Financial freedom would be a good start. With all the money in the world being spent on things like ties, make up and gold jewelry I wonder if maybe we couldn't set up more funds to give people like Sasha and my other teenage friends like Sarah, and Anna in England and Anna in Australia, and my not-yet teen friends Ayu and Carolina to get away from their parents and get away from their religions and get away from their cultures before they lose the will to learn and the will to live.

And we also need to give them more legal freedom and stop having police forcibly take them back to places which are unhealthy for them when they try to leave. We need to give them more options so they can do something more with the gifts that nature has given them. The whole world will be more livable when we make these
changes. But sadly, right now it seems the people with guns and money are thinking in totally opposite directions.

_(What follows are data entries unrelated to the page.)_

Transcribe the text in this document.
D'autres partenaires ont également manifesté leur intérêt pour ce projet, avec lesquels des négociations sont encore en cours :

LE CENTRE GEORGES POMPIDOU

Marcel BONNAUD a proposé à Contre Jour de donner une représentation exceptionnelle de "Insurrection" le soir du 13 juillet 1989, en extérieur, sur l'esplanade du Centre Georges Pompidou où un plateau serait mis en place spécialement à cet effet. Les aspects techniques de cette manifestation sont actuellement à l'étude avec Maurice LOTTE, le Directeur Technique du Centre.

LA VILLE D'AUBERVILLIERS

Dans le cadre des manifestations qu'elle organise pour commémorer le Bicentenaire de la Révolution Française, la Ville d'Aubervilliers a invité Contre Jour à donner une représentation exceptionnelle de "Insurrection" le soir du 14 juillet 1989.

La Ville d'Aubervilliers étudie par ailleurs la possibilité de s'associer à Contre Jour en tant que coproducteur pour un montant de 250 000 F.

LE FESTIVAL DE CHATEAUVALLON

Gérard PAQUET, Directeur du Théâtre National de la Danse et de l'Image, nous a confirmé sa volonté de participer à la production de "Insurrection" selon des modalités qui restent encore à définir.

People in the USA, for example, are making it harder for teenagers to have freedom, they are making international travel more difficult, they are making everyone more afraid of everything. When I tell people from other countries that in the USA, the so-called land of the free, that schools are not threatening teenagers with jail if they don't go into the buildings called schools, they find this hard to believe. But it is true. Visit the website of the West Bend, Wisconsin school district if you don't believe me.

So I am doing what I can here in this small city called Otavalo, in this small country called Ecuador. I am doing what I can to help keep the connections alive in the brains of people like the bright star called Carolina.